En un estudio publicado en el Yale Journal on Regulation en 1995, el economista James C. Robinson (actualmente desempeñándose en la School of Public Health de la U. C. Berkeley) descubrió que entre 1974 y 1986 los costos directos de las manufactureras por cumplir con las reglamentaciones medioambientales se habían incrementado en apenas un uno por ciento por encima del valor de los bienes manufacturados. Además, la productividad de múltiples factores—la eficiencia de la mano de obra, de la maquinaría, y de otros elementos que trabajan juntos—había alcanzado a cerca del 11,4 por ciento de donde hubiese estado sin los edictos de la Agencia de Protección Ambiental (EPA es su sigla en inglés).

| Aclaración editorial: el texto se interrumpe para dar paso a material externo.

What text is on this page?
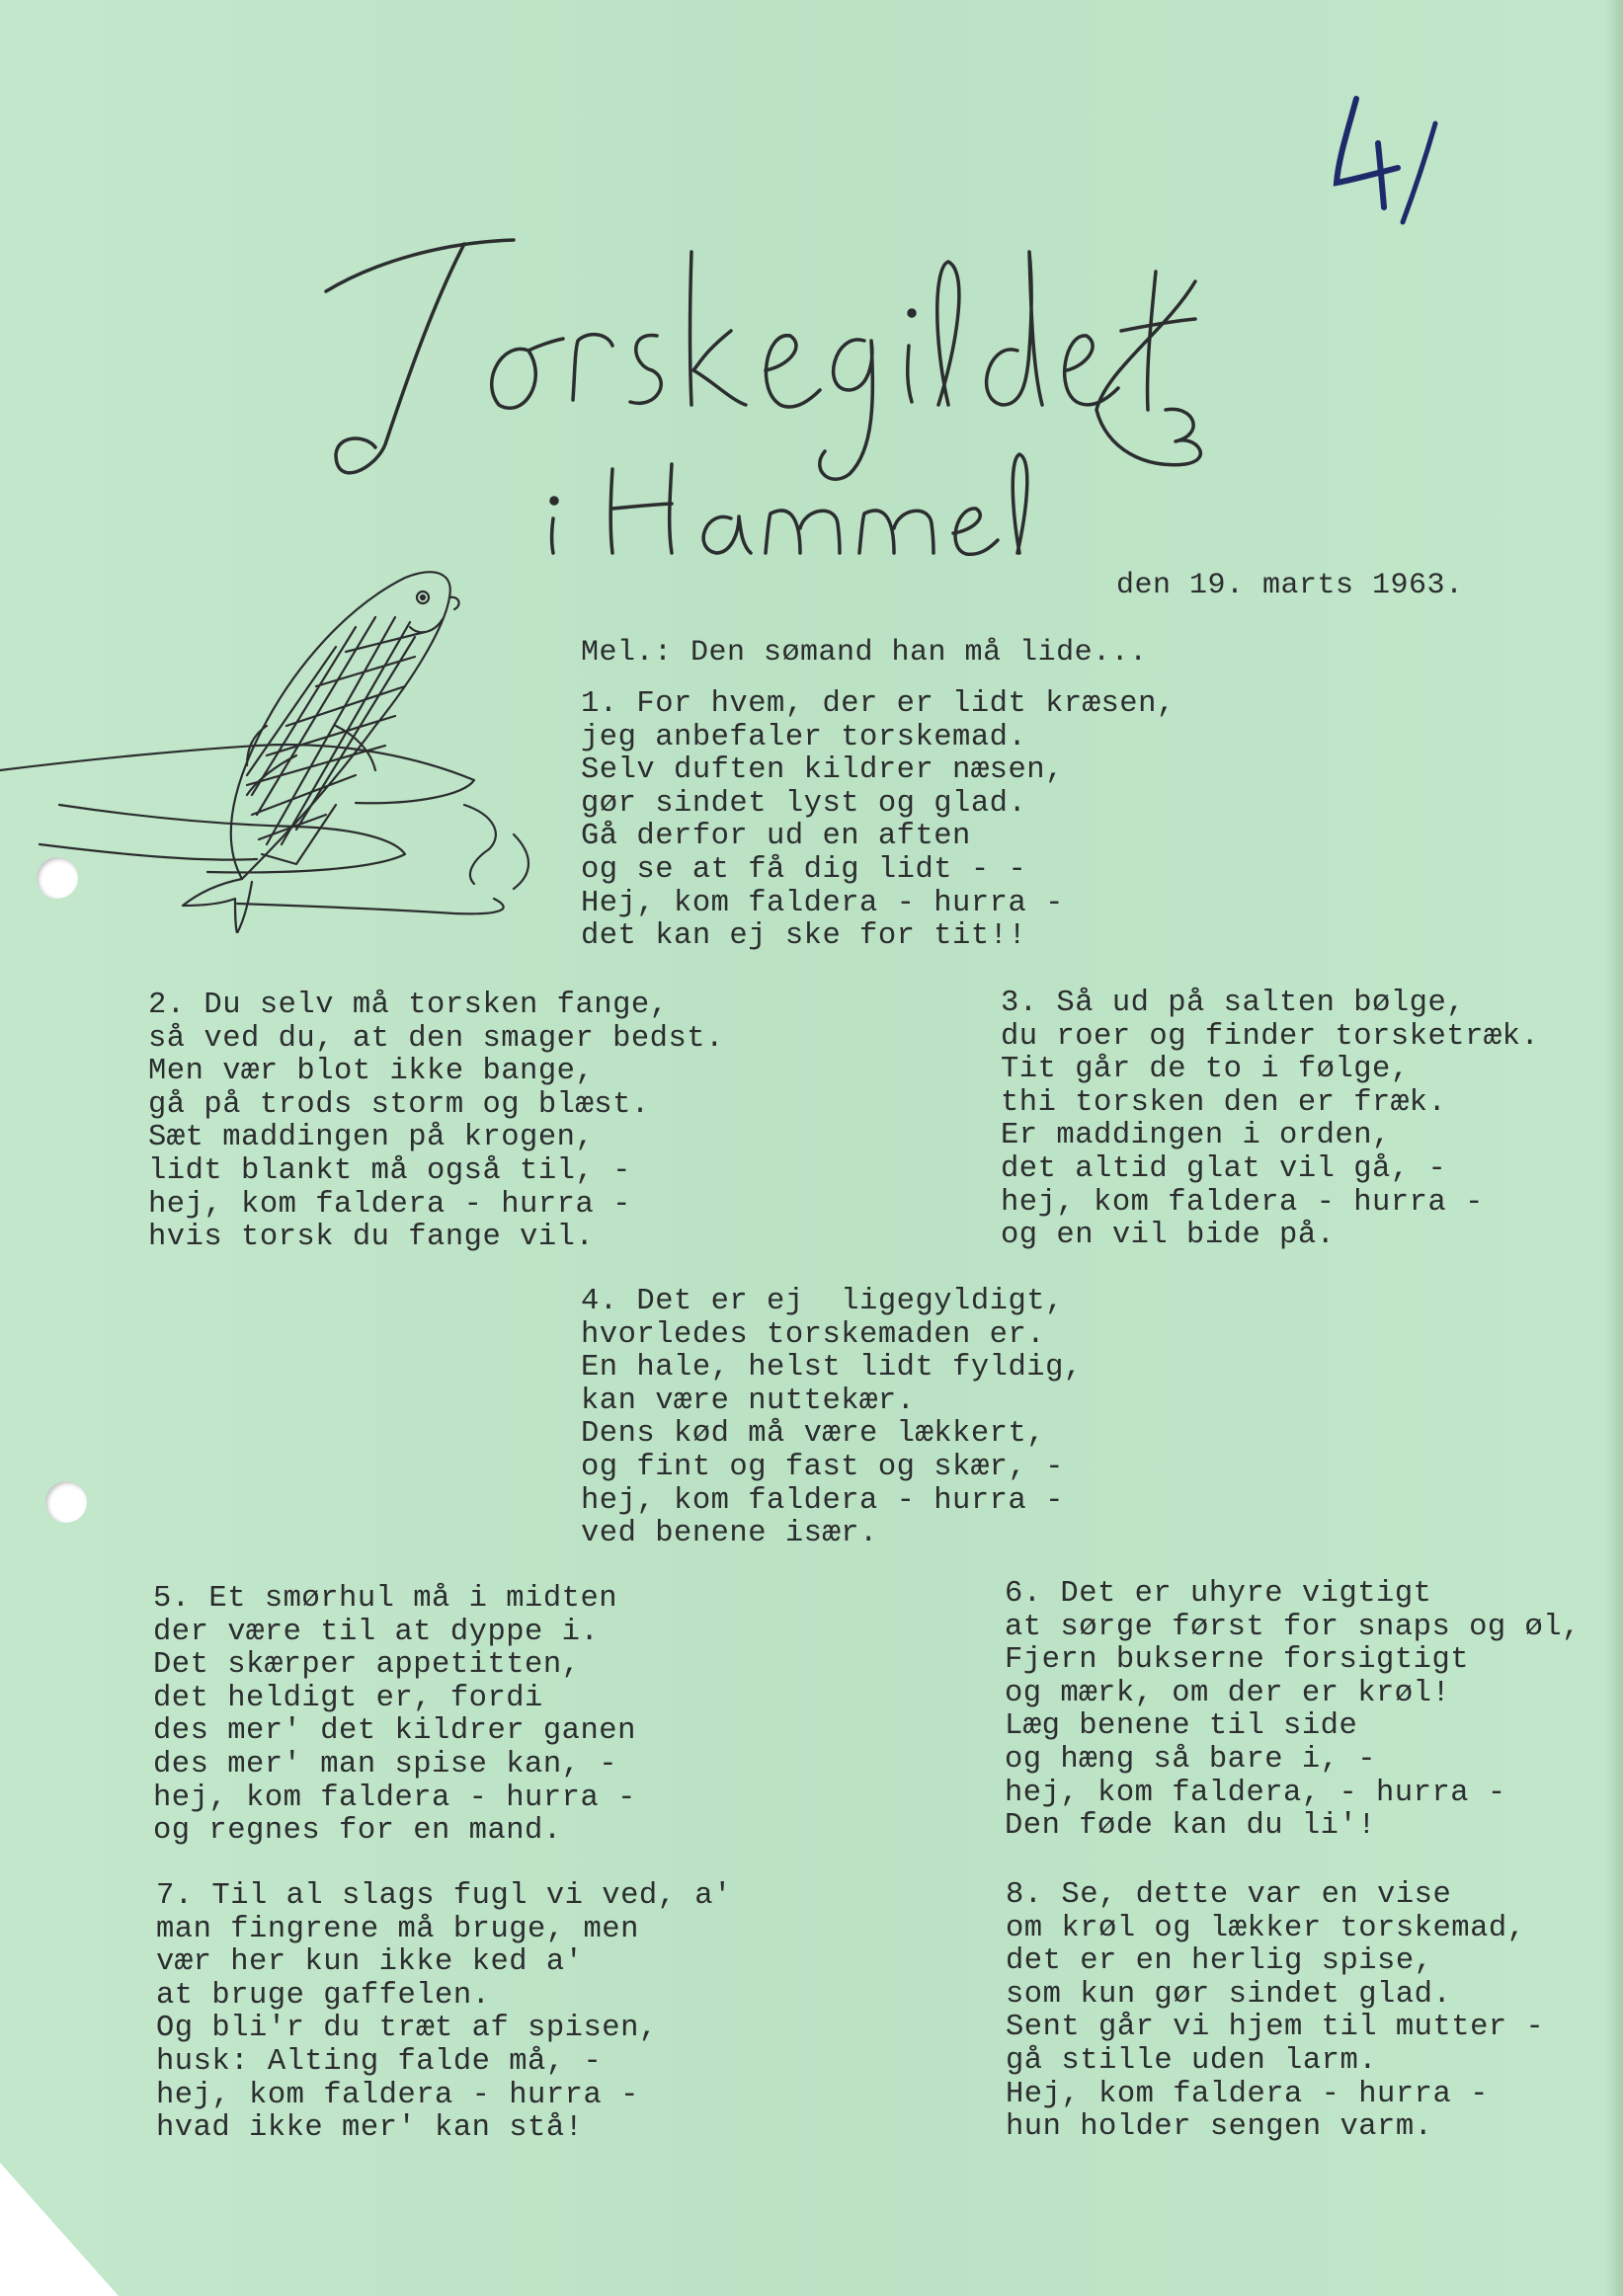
den 19. marts 1963.
Mel.: Den sømand han må lide...
1. For hvem, der er lidt kræsen,
jeg anbefaler torskemad.
Selv duften kildrer næsen,
gør sindet lyst og glad.
Gå derfor ud en aften
og se at få dig lidt - -
Hej, kom faldera - hurra -
det kan ej ske for tit!!
2. Du selv må torsken fange,
så ved du, at den smager bedst.
Men vær blot ikke bange,
gå på trods storm og blæst.
Sæt maddingen på krogen,
lidt blankt må også til, -
hej, kom faldera - hurra -
hvis torsk du fange vil.
3. Så ud på salten bølge,
du roer og finder torsketræk.
Tit går de to i følge,
thi torsken den er fræk.
Er maddingen i orden,
det altid glat vil gå, -
hej, kom faldera - hurra -
og en vil bide på.
4. Det er ej  ligegyldigt,
hvorledes torskemaden er.
En hale, helst lidt fyldig,
kan være nuttekær.
Dens kød må være lækkert,
og fint og fast og skær, -
hej, kom faldera - hurra -
ved benene især.
5. Et smørhul må i midten
der være til at dyppe i.
Det skærper appetitten,
det heldigt er, fordi
des mer' det kildrer ganen
des mer' man spise kan, -
hej, kom faldera - hurra -
og regnes for en mand.
6. Det er uhyre vigtigt
at sørge først for snaps og øl,
Fjern bukserne forsigtigt
og mærk, om der er krøl!
Læg benene til side
og hæng så bare i, -
hej, kom faldera, - hurra -
Den føde kan du li'!
7. Til al slags fugl vi ved, a'
man fingrene må bruge, men
vær her kun ikke ked a'
at bruge gaffelen.
Og bli'r du træt af spisen,
husk: Alting falde må, -
hej, kom faldera - hurra -
hvad ikke mer' kan stå!
8. Se, dette var en vise
om krøl og lækker torskemad,
det er en herlig spise,
som kun gør sindet glad.
Sent går vi hjem til mutter -
gå stille uden larm.
Hej, kom faldera - hurra -
hun holder sengen varm.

No resulta difícil comprender cómo ocurrió esto. Los comienzos de la década del 70 atestiguaron un despertar medioambiental—en parte visionario, pero en su gran mayoría miope. Junto con el Día de la Tierra y las campañas populares para promover la conservación aparecieron libros tales como The Limits to Growth, cuyos gráficos computarizados le otorgaban una apariencia científica a las profecías del texto de un cataclismo económico y de una masiva pérdida de vidas humanas debido a la sobrepoblación y a la degradación ambiental.

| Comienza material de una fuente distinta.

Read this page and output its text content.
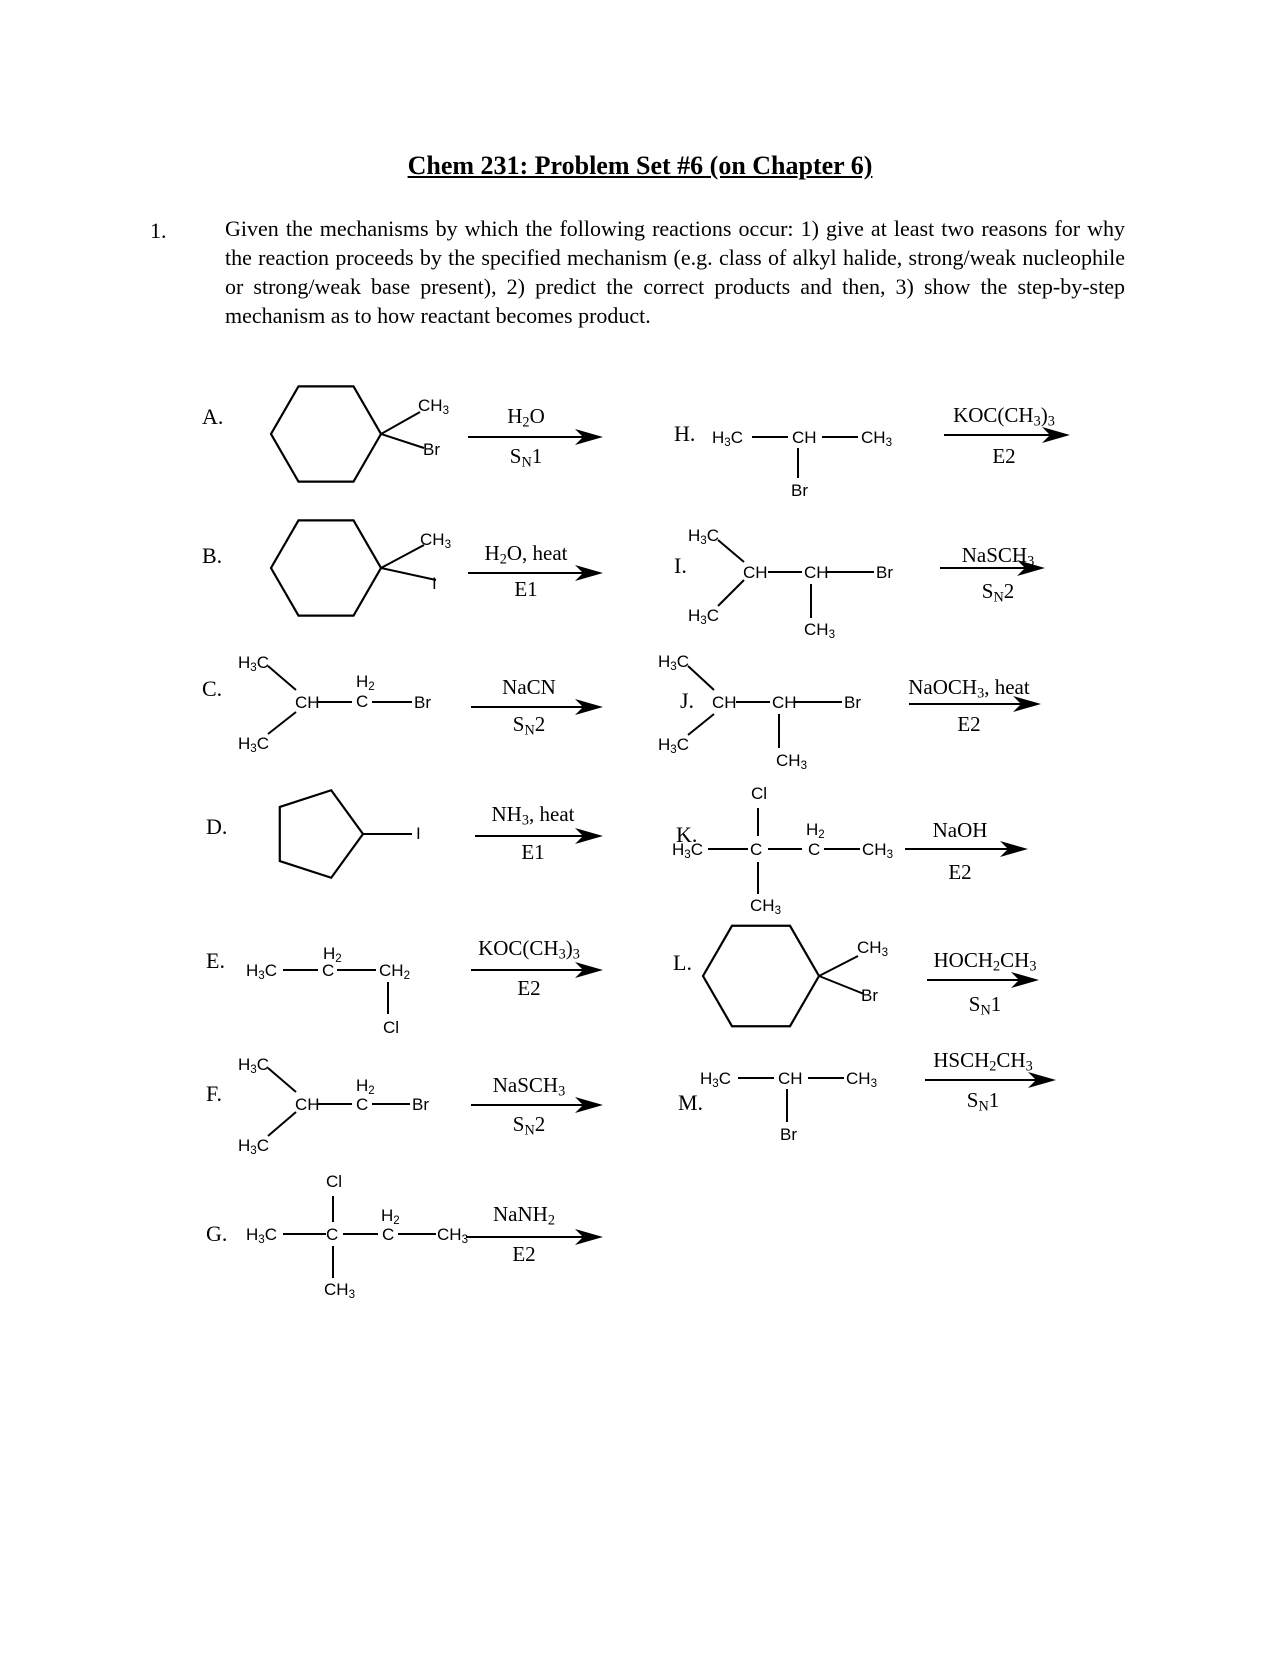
Chem 231: Problem Set #6 (on Chapter 6)
1.	Given the mechanisms by which the following reactions occur: 1) give at least two reasons for why the reaction proceeds by the specified mechanism (e.g. class of alkyl halide, strong/weak nucleophile or strong/weak base present), 2) predict the correct products and then, 3) show the step-by-step mechanism as to how reactant becomes product.
A.	$H_2O$
$S_N1$
$CH_3$
Br
B.	$H_2O$, heat
E1
$CH_3$
I
C.	NaCN
$S_N2$
$H_3C$
CH
$H_2$
C	Br
$H_3C$
D.	$NH_3$, heat
E1
I
E.	$KOC(CH_3)_3$
E2
$H_3C$
$H_2$
C	$CH_2$
Cl
F.	NaSCH$_3$
$S_N2$
$H_3C$
CH
$H_2$
C	Br
$H_3C$
G.
NaNH$_2$
E2
Cl
$H_3C$	C
$H_2$
C	$CH_3$
$CH_3$
H.
$KOC(CH_3)_3$
E2
$H_3C$	CH	$CH_3$
Br
I.	NaSCH$_3$
$S_N2$
$H_3C$
CH CH	Br
$H_3C$
$CH_3$
J.
NaOCH$_3$, heat
E2
$H_3C$
CH CH	Br
$H_3C$
$CH_3$
K.	NaOH
E2
Cl
$H_3C$	C
$H_2$
C $CH_3$
$CH_3$
L.	$HOCH_2CH_3$
$S_N1$
$CH_3$
Br
M.
$HSCH_2CH_3$
$S_N1$
$H_3C$	CH	$CH_3$
Br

La EPA, creada en 1970, no fue inmune a la influencia de los agoreros medioambientales. El Congreso le concedió a la agencia amplias facultades discrecionales pero dijo poco respecto de cómo la misma debería establecer las prioridades ambientales.
El crecimiento de la productividad se aceleró hacia finales de los años 90, pero solamente en seis sectores de la economía—la fabricación de computadoras, los semiconductores, las telecomunicaciones, las ventas minoristas, las ventas mayoristas, y los títulos valores—es decir, industrias menos afectadas por la reglamentación ambiental que las demás. Los 53 sectores restantes, tomados como un grupo, casi no experimentaron crecimiento de la productividad alguno de 1995 a 2000. Después del año 2001, el crecimiento de la productividad de los Estados Unidos finalmente tuvo un resurgimiento de base amplia, debido quizás a que la administración Bush cumplió su promesa de morigerar las restricciones que impiden el crecimiento manufacturero.

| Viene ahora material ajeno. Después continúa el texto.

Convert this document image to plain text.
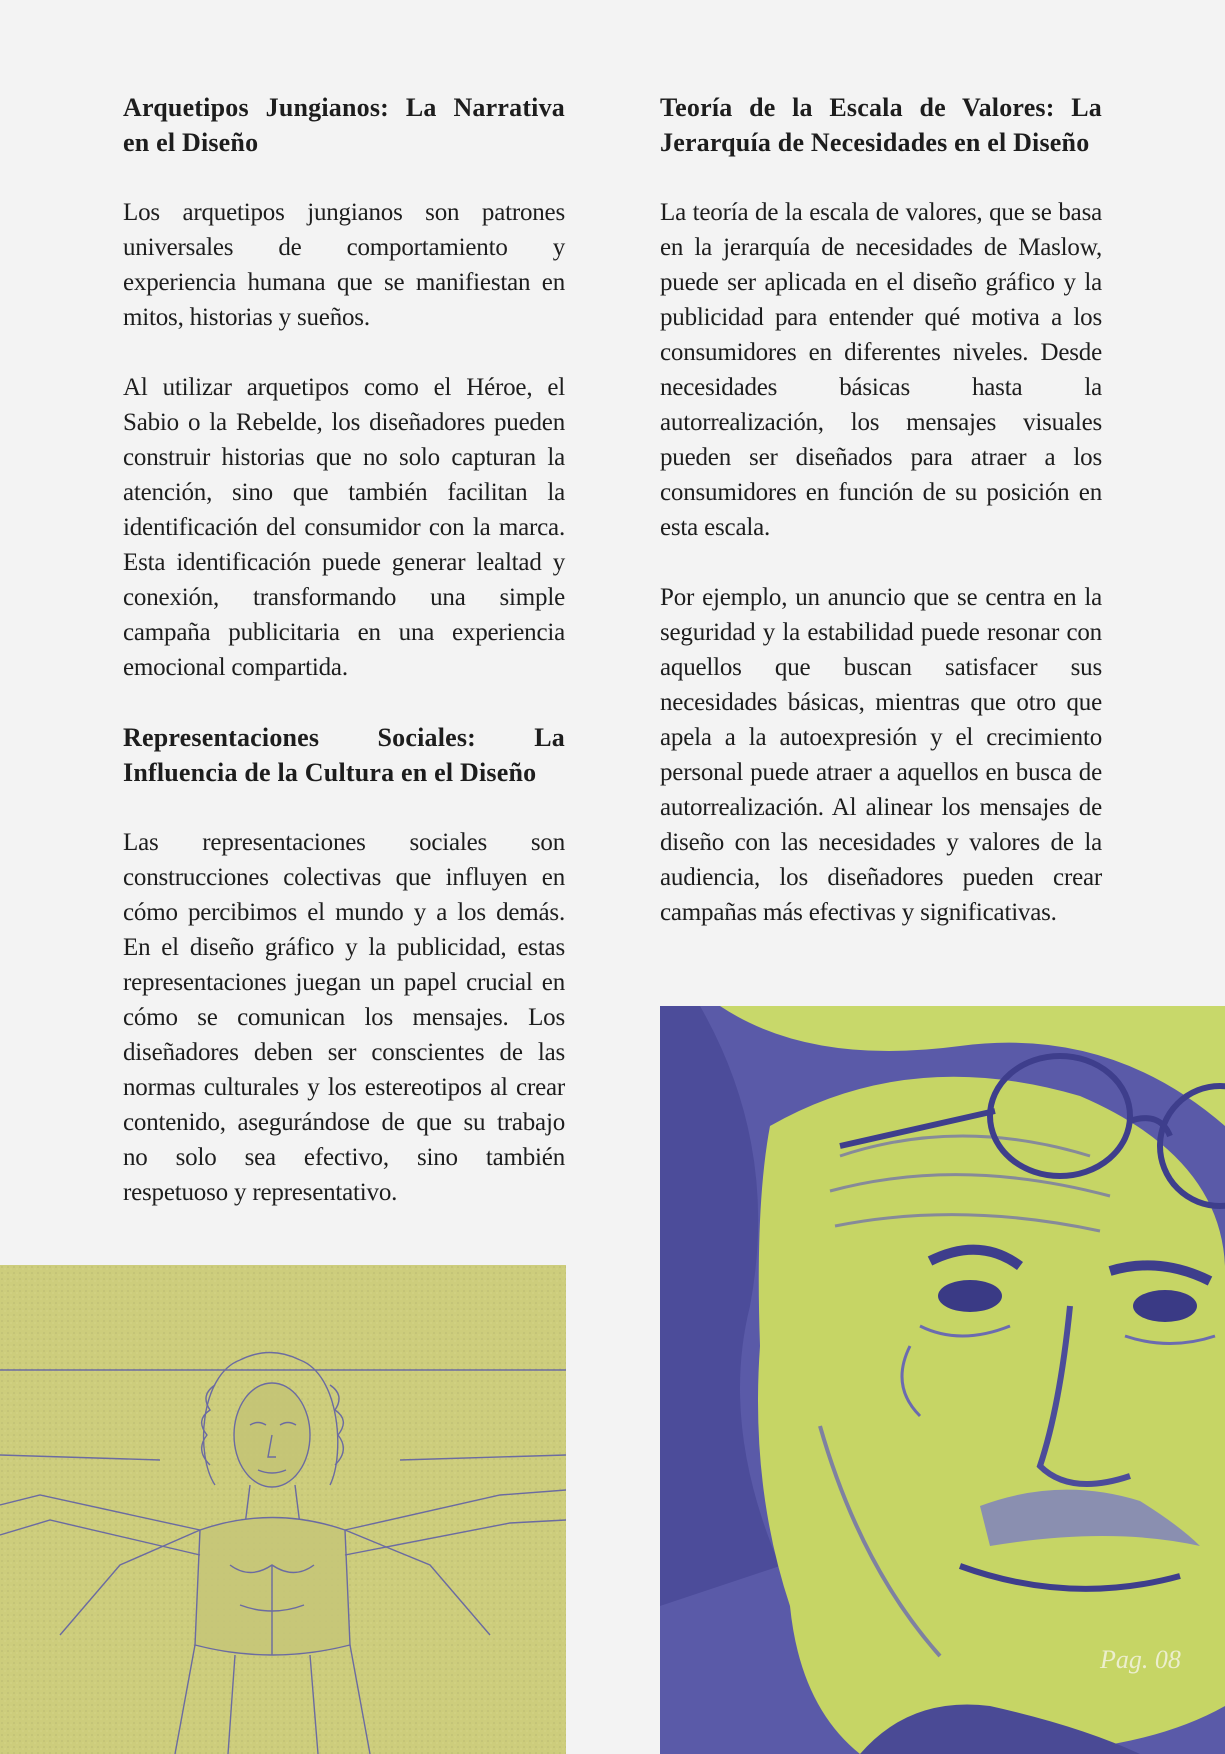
Arquetipos Jungianos: La Narrativa en el Diseño

Los arquetipos jungianos son patrones universales de comportamiento y experiencia humana que se manifiestan en mitos, historias y sueños.

Al utilizar arquetipos como el Héroe, el Sabio o la Rebelde, los diseñadores pueden construir historias que no solo capturan la atención, sino que también facilitan la identificación del consumidor con la marca. Esta identificación puede generar lealtad y conexión, transformando una simple campaña publicitaria en una experiencia emocional compartida.

Representaciones Sociales: La Influencia de la Cultura en el Diseño

Las representaciones sociales son construcciones colectivas que influyen en cómo percibimos el mundo y a los demás. En el diseño gráfico y la publicidad, estas representaciones juegan un papel crucial en cómo se comunican los mensajes. Los diseñadores deben ser conscientes de las normas culturales y los estereotipos al crear contenido, asegurándose de que su trabajo no solo sea efectivo, sino también respetuoso y representativo.

Teoría de la Escala de Valores: La Jerarquía de Necesidades en el Diseño

La teoría de la escala de valores, que se basa en la jerarquía de necesidades de Maslow, puede ser aplicada en el diseño gráfico y la publicidad para entender qué motiva a los consumidores en diferentes niveles. Desde necesidades básicas hasta la autorrealización, los mensajes visuales pueden ser diseñados para atraer a los consumidores en función de su posición en esta escala.

Por ejemplo, un anuncio que se centra en la seguridad y la estabilidad puede resonar con aquellos que buscan satisfacer sus necesidades básicas, mientras que otro que apela a la autoexpresión y el crecimiento personal puede atraer a aquellos en busca de autorrealización. Al alinear los mensajes de diseño con las necesidades y valores de la audiencia, los diseñadores pueden crear campañas más efectivas y significativas.

Pag. 08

En respuesta a la presión para reducir los costos del cumplimiento de las disposiciones ambientales, la EPA ha seleccionado tan solo 42 reformas reglamentarias para implementar. Estas reformas fueron tomadas de un listado de más de 700 sugeridas por el público, según un funcionario de la agencia que testificó durante una audiencia parlamentaria sobre el tema celebrada el pasado mes de septiembre. Esto puede ser prometedor pero es insuficiente. Los legisladores deberían exigirle a la EPA que explique, caso por caso, por qué rechazó a la gran mayoría de las reformas sugeridas por el público. Tornar más transparente a la agencia, ayudará a volverla más responsable y facilitará la necesaria reforma. De manera similar, los legisladores estaduales deberían volver más transparentes a las agencias medioambientales que operan en el nivel estadual.
Fundamentalmente, el Congreso debería reducir la autoridad discrecional de la EPA. El mismo le otorgó facultades a la agencia en una época en la cual las predicciones de un inminente colapso económico a raíz del agotamiento de los recursos y de la polución mortal enfrentaban poco escepticismo. Esas predicciones no se han cumplido, a excepción de un aspecto: Las mismas fertilizaron a una burocracia federal que ha impuesto enormes costos económicos—costos que han deprimido de manera desproporcionada el crecimiento de la productividad, y de esta forma a los ingresos de los trabajadores.
Este trabajo es un extracto del capítulo a cargo de Craig Marxsen intitulado “Prophecy de Novo”, en el libro Re-Thinking Green.